It’s Not Easy to be Bipolar

“…People walk on their tippy toes not to say anything cruel to you and everything that’s been going on.”

At first, when you made ignorant statements about my bipolar disorder, I let it slide. I tried to justify it by saying that you didn’t have the background knowledge regarding what it really means to be depressed, manic, or even suicidal. Maybe, you didn’t know better. You didn’t realize how hurtful the remarks you made were to me. But, now, after three years since my first bipolar episode, it seems like you aren’t even trying to understand.

It’s easier to see depression as someone not even trying anymore rather than a devastating illness that impacts everything from concentration to sleep to “will to live”.

It’s easier to see self-harm or suicidal ideation as “attention-seeking” behaviors than as symptoms of severe, suicidal depression.

It’s easier to see full-blown mania as controllable periods of being reckless, irresponsible, and impulsive, rather than as the course of the illness that I have not been able to control at all.

It’s easier to see medication non-compliance as stupidly being stubborn rather than a result of severe side effects that impacted my ability to see, eat, or even walk.

It’s easier to see my mental health and suicide prevention efforts as a silly waste of time rather than efforts which have already led some people I personally know to seek help.

It’s easier to stick to the false sense that you know what it means to have a bipolar disorder diagnosis than it is to actually educate yourself on the manic, depressive, and mixed features of my illness.

It’s easier to blame me as a person than it is to acknowledge that I have a mental illness that is terrifying, one that some research suggests is progressive and even neurodegenerative in nature.

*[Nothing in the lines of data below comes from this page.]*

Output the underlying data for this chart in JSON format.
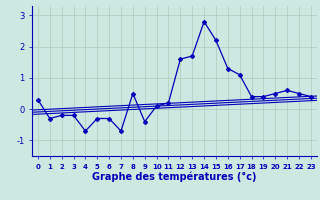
{
  "x": [
    0,
    1,
    2,
    3,
    4,
    5,
    6,
    7,
    8,
    9,
    10,
    11,
    12,
    13,
    14,
    15,
    16,
    17,
    18,
    19,
    20,
    21,
    22,
    23
  ],
  "temperature": [
    0.3,
    -0.3,
    -0.2,
    -0.2,
    -0.7,
    -0.3,
    -0.3,
    -0.7,
    0.5,
    -0.4,
    0.1,
    0.2,
    1.6,
    1.7,
    2.8,
    2.2,
    1.3,
    1.1,
    0.4,
    0.4,
    0.5,
    0.6,
    0.5,
    0.4
  ],
  "trend_y_start": -0.1,
  "trend_y_end": 0.35,
  "trend_offsets": [
    -0.07,
    0.0,
    0.07
  ],
  "background_color": "#cce8e0",
  "grid_color": "#aaccbb",
  "line_color": "#0000bb",
  "xlabel": "Graphe des températures (°c)",
  "ylim": [
    -1.5,
    3.3
  ],
  "xlim": [
    -0.5,
    23.5
  ],
  "yticks": [
    -1,
    0,
    1,
    2,
    3
  ],
  "xticks": [
    0,
    1,
    2,
    3,
    4,
    5,
    6,
    7,
    8,
    9,
    10,
    11,
    12,
    13,
    14,
    15,
    16,
    17,
    18,
    19,
    20,
    21,
    22,
    23
  ]
}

It’s so easy to have a stigmatizing view on mental illnesses. That view is on display everywhere, from news headlines to tabloid covers. There is “us”, the normal ones, and “them”, the “crazy” ones. Maybe you don’t appear to take my mental illness seriously because it’s embarrassing to have a family member with mental illness, especially one who publicizes it on social media and through multiple online platforms. It’s not easy to hide me.

I hope one day you will be proud of me, rather than ashamed. I want you to understand what I am battling on a daily basis, not judge me for my illness. You wouldn’t attack someone for their battle with a physical chronic condition, so I wish you wouldn’t do it for my mental chronic illness. This isn’t a phase. This is my life now and we all have to accept the changes, none of which are easy.